La revue CHAIN de Juliana Spahr et Jena Osman 

 

CHAIN était une revue-livre annuelle états-unienne publiée de manière indépendante de 1993 à 2005 par deux femmes poètes, Juliana Spahr et Jena Osman, et basée (ou excentrée) d’abord à Hawaï. Chaque numéro était le résultat d’un appel à contributions autour d’un thème (traduction, mémoire, lettres, espace public, etc.) auxquels ont contribué principalement des poètes plutôt innovants d’une Amérique multiculturelle, et des artistes visuels ou conceptuels, aussi d’autres pays. Les éditrices privilégiaient les œuvres écrites à plusieurs (collaboration, échange, partage), les textes hybrides (texte/image, vers/prose, intertextuel, collage, aléatoire), et une tendance « poéthique » engagée, d’après laquelle, selon la poète Joan Retallack, l’expérimentation en poésie devrait chercher à inventer de nouvelles formes de signification ou compréhension du monde, acquérant par là une valeur humaine. Une autre idée de la revue semble avoir été de créer une « chaîne » de lecteurs-auteurs dans une sorte de communauté internationale dialoguante. Si les réalisations dans ce sens n’avaient pas toutes la même force, les numéros (d’environ 300 pages) regorgeaient de feux d’artifice d’art du langage, et le projet de cette utopie poétique dura plus de 10 ans. Un côté anguleux provenait du désir des éditrices de sélectionner des œuvres qui, en plus de la qualité du médium et du traitement du thème, « nous apprenaient des choses que nous ne savions pas ». Les numéros papier de CHAIN sont en vente chez Small Press Distribution.  
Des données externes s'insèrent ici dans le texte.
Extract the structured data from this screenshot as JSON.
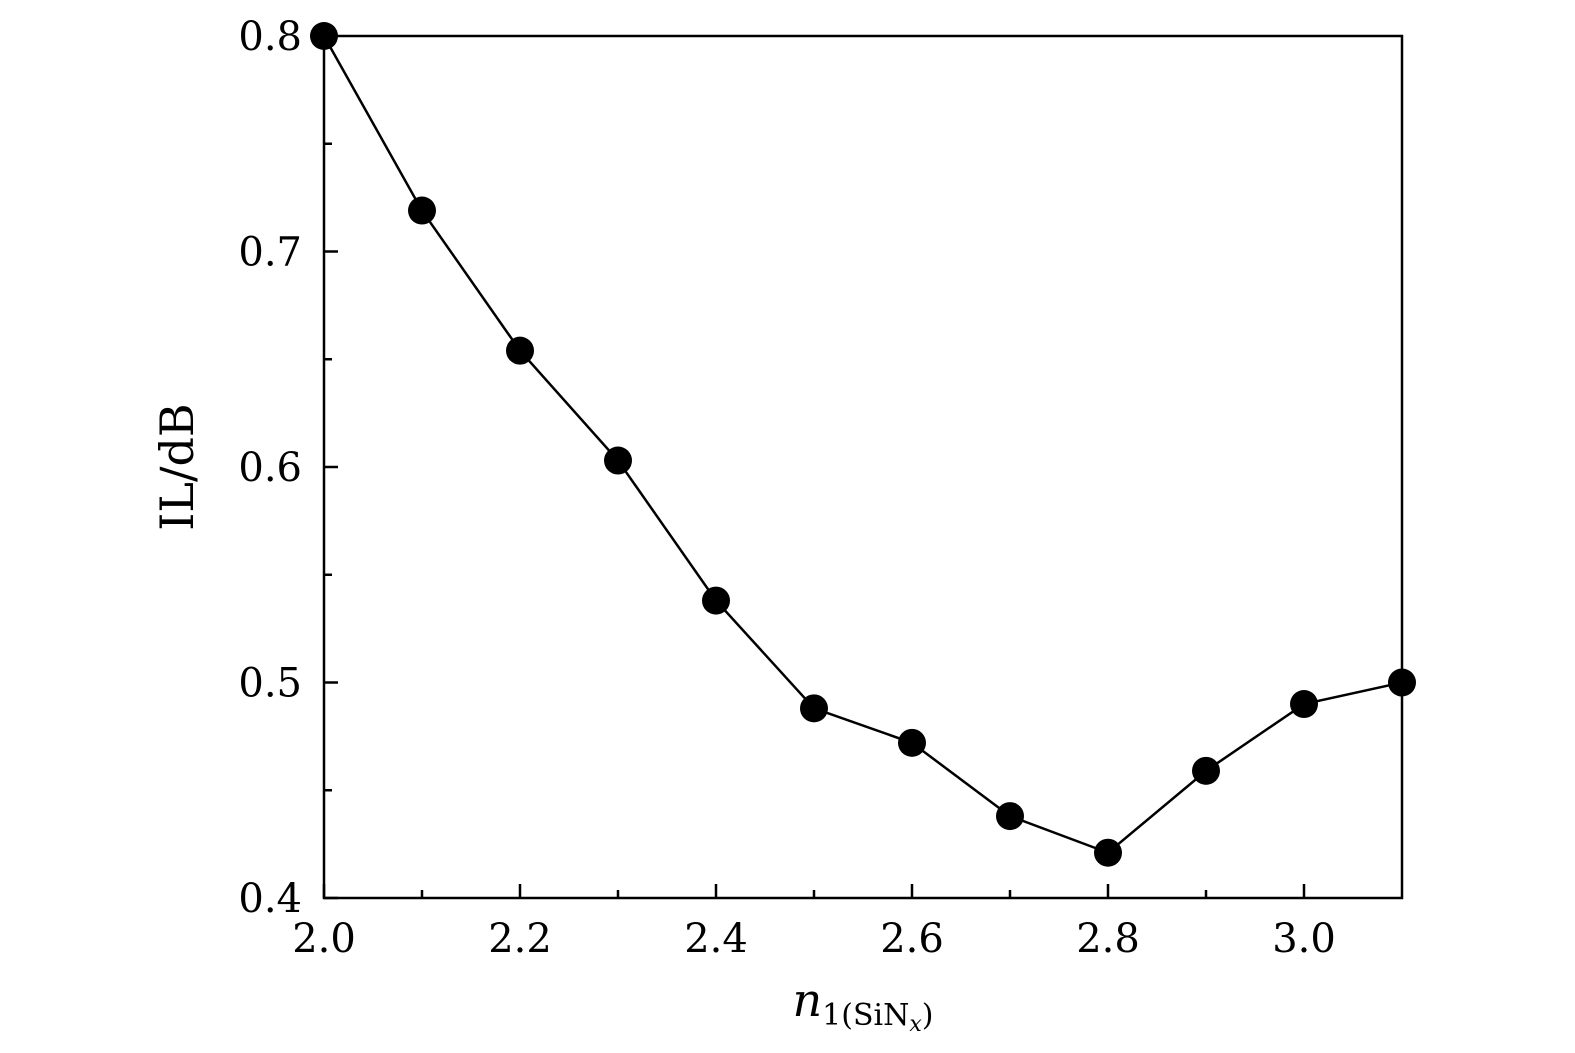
{
  "chart_data": {
    "type": "line",
    "x": [
      2.0,
      2.1,
      2.2,
      2.3,
      2.4,
      2.5,
      2.6,
      2.7,
      2.8,
      2.9,
      3.0,
      3.1
    ],
    "series": [
      {
        "values": [
          0.8,
          0.719,
          0.654,
          0.603,
          0.538,
          0.488,
          0.472,
          0.438,
          0.421,
          0.459,
          0.49,
          0.5
        ]
      }
    ],
    "xlim": [
      2.0,
      3.1
    ],
    "ylim": [
      0.4,
      0.8
    ],
    "xticks": [
      2.0,
      2.2,
      2.4,
      2.6,
      2.8,
      3.0
    ],
    "xtick_labels": [
      "2.0",
      "2.2",
      "2.4",
      "2.6",
      "2.8",
      "3.0"
    ],
    "xminor_ticks": [
      2.1,
      2.3,
      2.5,
      2.7,
      2.9
    ],
    "yticks": [
      0.4,
      0.5,
      0.6,
      0.7,
      0.8
    ],
    "ytick_labels": [
      "0.4",
      "0.5",
      "0.6",
      "0.7",
      "0.8"
    ],
    "yminor_ticks": [
      0.45,
      0.55,
      0.65,
      0.75
    ],
    "ylabel": "IL/dB",
    "xlabel": {
      "main": "n",
      "subscript": "1(SiN",
      "subsubscript": "x",
      "suffix": ")"
    },
    "marker": "filled-circle",
    "line_color": "#000000",
    "grid": false
  }
}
Dernièrement, le site internet de poésie expérimentale en anglais Jacket2 a numérisé l’entière collection de CHAIN, ce qui rend la revue emblématique dans l’histoire de l’avant-garde nord-américaine. Dans ces quelques milliers de pages on notera le numéro 5 « Different languages », ensemble babélien ultra-polyglotte et sainement « bruyant » aux dires des éditrices.  
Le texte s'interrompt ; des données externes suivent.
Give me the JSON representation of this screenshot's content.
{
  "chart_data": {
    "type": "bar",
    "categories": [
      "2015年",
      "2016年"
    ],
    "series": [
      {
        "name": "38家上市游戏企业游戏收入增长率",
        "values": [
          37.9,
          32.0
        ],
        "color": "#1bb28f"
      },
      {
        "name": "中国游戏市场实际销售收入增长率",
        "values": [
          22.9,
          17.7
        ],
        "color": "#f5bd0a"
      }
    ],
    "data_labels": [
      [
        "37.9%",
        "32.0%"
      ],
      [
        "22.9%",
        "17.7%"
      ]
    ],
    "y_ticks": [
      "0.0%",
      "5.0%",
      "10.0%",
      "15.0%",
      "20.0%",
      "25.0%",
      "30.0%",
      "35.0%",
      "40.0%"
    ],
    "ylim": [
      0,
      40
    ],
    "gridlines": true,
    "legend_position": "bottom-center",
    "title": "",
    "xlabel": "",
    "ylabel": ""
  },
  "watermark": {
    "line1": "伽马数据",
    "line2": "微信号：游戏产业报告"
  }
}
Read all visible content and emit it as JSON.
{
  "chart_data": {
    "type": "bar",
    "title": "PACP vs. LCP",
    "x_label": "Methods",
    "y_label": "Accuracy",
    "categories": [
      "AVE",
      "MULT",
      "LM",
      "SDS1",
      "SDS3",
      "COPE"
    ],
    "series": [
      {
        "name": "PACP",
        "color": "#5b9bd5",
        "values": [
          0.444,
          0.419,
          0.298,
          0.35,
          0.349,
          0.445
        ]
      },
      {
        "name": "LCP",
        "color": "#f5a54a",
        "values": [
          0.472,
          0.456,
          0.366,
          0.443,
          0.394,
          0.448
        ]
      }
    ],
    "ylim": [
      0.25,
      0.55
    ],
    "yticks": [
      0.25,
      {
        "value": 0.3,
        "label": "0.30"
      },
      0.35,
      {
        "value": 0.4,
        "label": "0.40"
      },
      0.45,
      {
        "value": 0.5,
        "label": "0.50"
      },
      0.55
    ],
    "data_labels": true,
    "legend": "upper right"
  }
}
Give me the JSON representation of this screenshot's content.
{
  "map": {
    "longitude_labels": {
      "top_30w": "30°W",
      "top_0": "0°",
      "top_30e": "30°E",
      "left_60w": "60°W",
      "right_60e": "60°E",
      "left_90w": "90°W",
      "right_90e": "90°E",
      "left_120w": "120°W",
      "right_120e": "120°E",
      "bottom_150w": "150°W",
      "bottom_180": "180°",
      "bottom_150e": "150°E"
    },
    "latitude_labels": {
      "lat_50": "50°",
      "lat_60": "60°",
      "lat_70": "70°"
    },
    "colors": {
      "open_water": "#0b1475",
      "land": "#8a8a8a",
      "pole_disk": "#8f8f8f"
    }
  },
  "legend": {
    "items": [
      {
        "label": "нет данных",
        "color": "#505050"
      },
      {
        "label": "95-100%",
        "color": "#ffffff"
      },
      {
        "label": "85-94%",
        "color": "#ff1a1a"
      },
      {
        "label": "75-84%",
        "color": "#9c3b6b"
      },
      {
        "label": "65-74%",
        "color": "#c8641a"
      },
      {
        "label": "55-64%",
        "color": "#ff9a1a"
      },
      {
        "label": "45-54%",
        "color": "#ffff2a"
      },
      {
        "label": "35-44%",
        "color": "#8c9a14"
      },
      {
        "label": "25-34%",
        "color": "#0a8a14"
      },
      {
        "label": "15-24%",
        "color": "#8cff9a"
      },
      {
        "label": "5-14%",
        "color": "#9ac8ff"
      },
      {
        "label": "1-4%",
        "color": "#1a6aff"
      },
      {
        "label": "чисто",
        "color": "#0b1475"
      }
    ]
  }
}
La revue est aussi consultable à la bibliothèque du centre international de poésie de Marseille. 
Ce dossier, hommage à CHAIN, présente donc trois extraits pris dans divers numéros de la revue.  
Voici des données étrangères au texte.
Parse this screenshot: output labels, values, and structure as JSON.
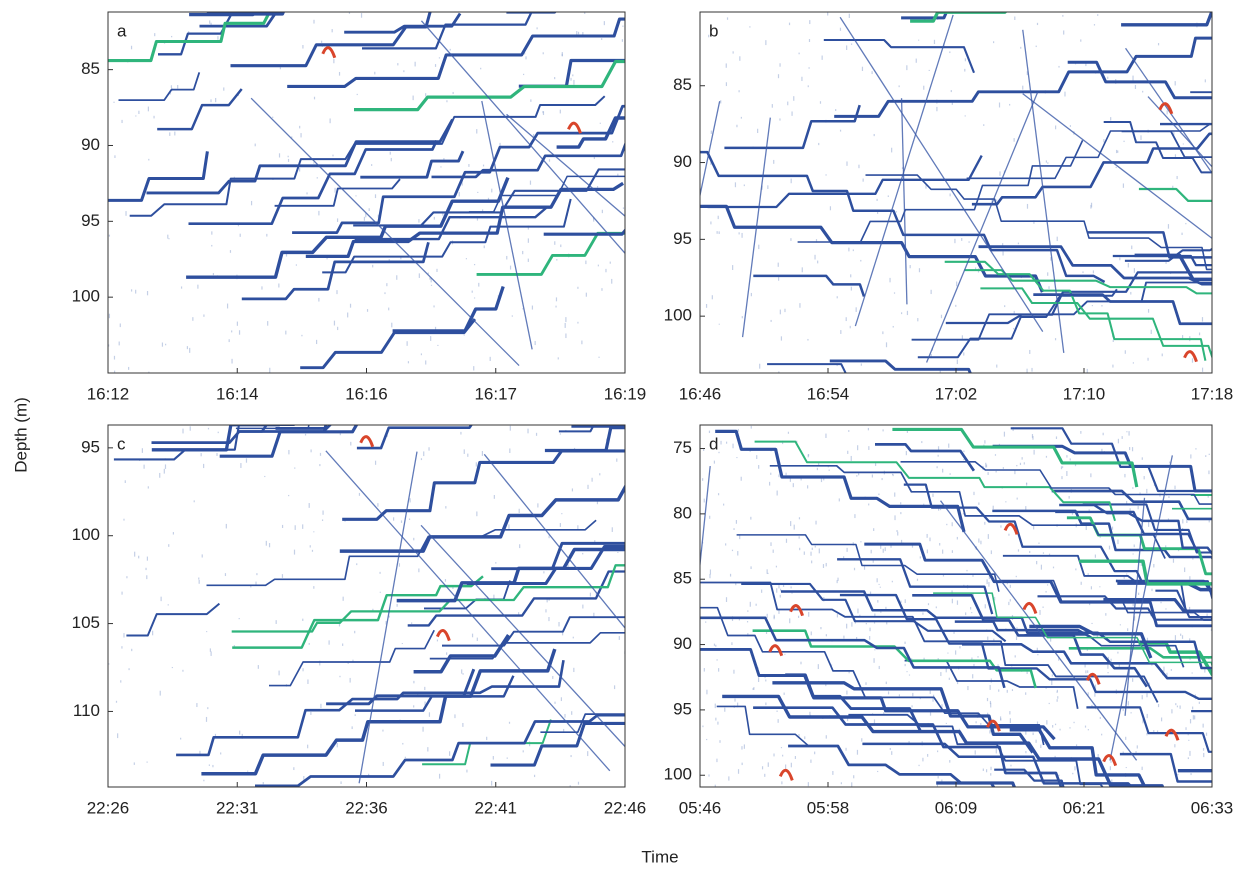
{
  "figure": {
    "xlabel": "Time",
    "ylabel": "Depth (m)"
  },
  "chart_data": [
    {
      "type": "echogram",
      "label": "a",
      "xticks": [
        "16:12",
        "16:14",
        "16:16",
        "16:17",
        "16:19"
      ],
      "ylim": [
        81.2,
        105
      ],
      "y_inverted": true,
      "yticks": [
        85,
        90,
        95,
        100
      ]
    },
    {
      "type": "echogram",
      "label": "b",
      "xticks": [
        "16:46",
        "16:54",
        "17:02",
        "17:10",
        "17:18"
      ],
      "ylim": [
        80.2,
        103.7
      ],
      "y_inverted": true,
      "yticks": [
        85,
        90,
        95,
        100
      ]
    },
    {
      "type": "echogram",
      "label": "c",
      "xticks": [
        "22:26",
        "22:31",
        "22:36",
        "22:41",
        "22:46"
      ],
      "ylim": [
        93.7,
        114.3
      ],
      "y_inverted": true,
      "yticks": [
        95,
        100,
        105,
        110
      ]
    },
    {
      "type": "echogram",
      "label": "d",
      "xticks": [
        "05:46",
        "05:58",
        "06:09",
        "06:21",
        "06:33"
      ],
      "ylim": [
        73.2,
        100.9
      ],
      "y_inverted": true,
      "yticks": [
        75,
        80,
        85,
        90,
        95,
        100
      ]
    }
  ]
}
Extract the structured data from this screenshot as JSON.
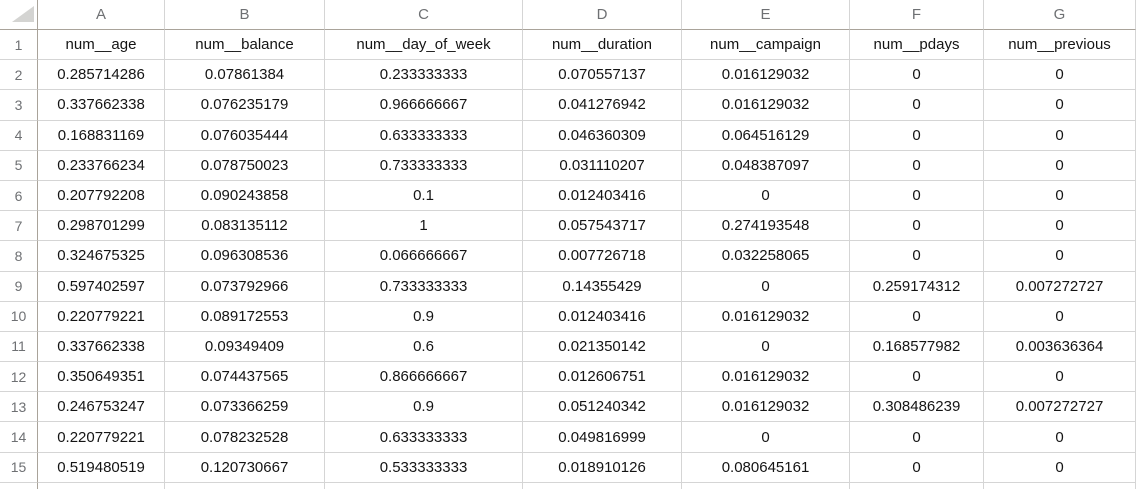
{
  "colors": {
    "background": "#ffffff",
    "gridline": "#d5d5d5",
    "header_border": "#a9a39a",
    "header_text": "#6e7073",
    "cell_text": "#141414",
    "select_all_triangle": "#d4d4d2"
  },
  "spreadsheet": {
    "column_letters": [
      "A",
      "B",
      "C",
      "D",
      "E",
      "F",
      "G"
    ],
    "row_numbers": [
      "1",
      "2",
      "3",
      "4",
      "5",
      "6",
      "7",
      "8",
      "9",
      "10",
      "11",
      "12",
      "13",
      "14",
      "15"
    ],
    "header_row": [
      "num__age",
      "num__balance",
      "num__day_of_week",
      "num__duration",
      "num__campaign",
      "num__pdays",
      "num__previous"
    ],
    "data_rows": [
      [
        "0.285714286",
        "0.07861384",
        "0.233333333",
        "0.070557137",
        "0.016129032",
        "0",
        "0"
      ],
      [
        "0.337662338",
        "0.076235179",
        "0.966666667",
        "0.041276942",
        "0.016129032",
        "0",
        "0"
      ],
      [
        "0.168831169",
        "0.076035444",
        "0.633333333",
        "0.046360309",
        "0.064516129",
        "0",
        "0"
      ],
      [
        "0.233766234",
        "0.078750023",
        "0.733333333",
        "0.031110207",
        "0.048387097",
        "0",
        "0"
      ],
      [
        "0.207792208",
        "0.090243858",
        "0.1",
        "0.012403416",
        "0",
        "0",
        "0"
      ],
      [
        "0.298701299",
        "0.083135112",
        "1",
        "0.057543717",
        "0.274193548",
        "0",
        "0"
      ],
      [
        "0.324675325",
        "0.096308536",
        "0.066666667",
        "0.007726718",
        "0.032258065",
        "0",
        "0"
      ],
      [
        "0.597402597",
        "0.073792966",
        "0.733333333",
        "0.14355429",
        "0",
        "0.259174312",
        "0.007272727"
      ],
      [
        "0.220779221",
        "0.089172553",
        "0.9",
        "0.012403416",
        "0.016129032",
        "0",
        "0"
      ],
      [
        "0.337662338",
        "0.09349409",
        "0.6",
        "0.021350142",
        "0",
        "0.168577982",
        "0.003636364"
      ],
      [
        "0.350649351",
        "0.074437565",
        "0.866666667",
        "0.012606751",
        "0.016129032",
        "0",
        "0"
      ],
      [
        "0.246753247",
        "0.073366259",
        "0.9",
        "0.051240342",
        "0.016129032",
        "0.308486239",
        "0.007272727"
      ],
      [
        "0.220779221",
        "0.078232528",
        "0.633333333",
        "0.049816999",
        "0",
        "0",
        "0"
      ],
      [
        "0.519480519",
        "0.120730667",
        "0.533333333",
        "0.018910126",
        "0.080645161",
        "0",
        "0"
      ]
    ]
  }
}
Caroline Sinavaiana et James Thomas Stevens : 
 
CHANT FUNÈBRE 
(traditionnel samoan : ) 
Alaga ‘upu 
Ua tala lali lapopo’a 
Proverbe  
Tapez les grands tambours 
Lagisolo 
Sema e, ‘o ai ‘ea e pisa ? 
Pe se soa le va i le faga? 
Pe ni fa’aali’i ‘ua tata ? 
Chant funèbre 
Amis, qui produit ce bruit ? 
Ce bruit, comme un chant dans la baie ? 
Sont-ils à frapper des tambours de bois ? 
(CS :) 
qui appelle 
qui s’éveille 
qui répond 
alarme de qui 
tambour de qui 
peau de qui 
qui est tombé 
qui s’est levé 
qui est parti 
l’ami de qui 
la mère de qui 
le rythme de qui 
résonnant depuis la cuvette de mangrove 
(JTS :) 
Cristaux de glace 
entaillent la pulpe d’un doigt 
tentant d’éclaircir une voie. 
Maux à ouvrir. 
Pulse – qui fait ce bruit ? 
Pulse – comme la liquide 
agitation des étoiles 
traînaillant sur le lac. 
Pulse – le tambour à eau, 
repart encore, 
rouge fluide dessous 
   la peau. 
La glace hisse  
puis ne résonne plus. 
Deux poètes des « peuples premiers », la Polynésienne samoane Caroline Sinavaiana et l’Amérindien mohawk James Thomas Stevens ont traduit (dans l’anglais de l’intégration) des chants traditionnels de leurs cultures pour se les offrir et en retresser les motifs, permettant à leurs deux ethnies de se rencontrer en poésie, individuellement et collectivement. 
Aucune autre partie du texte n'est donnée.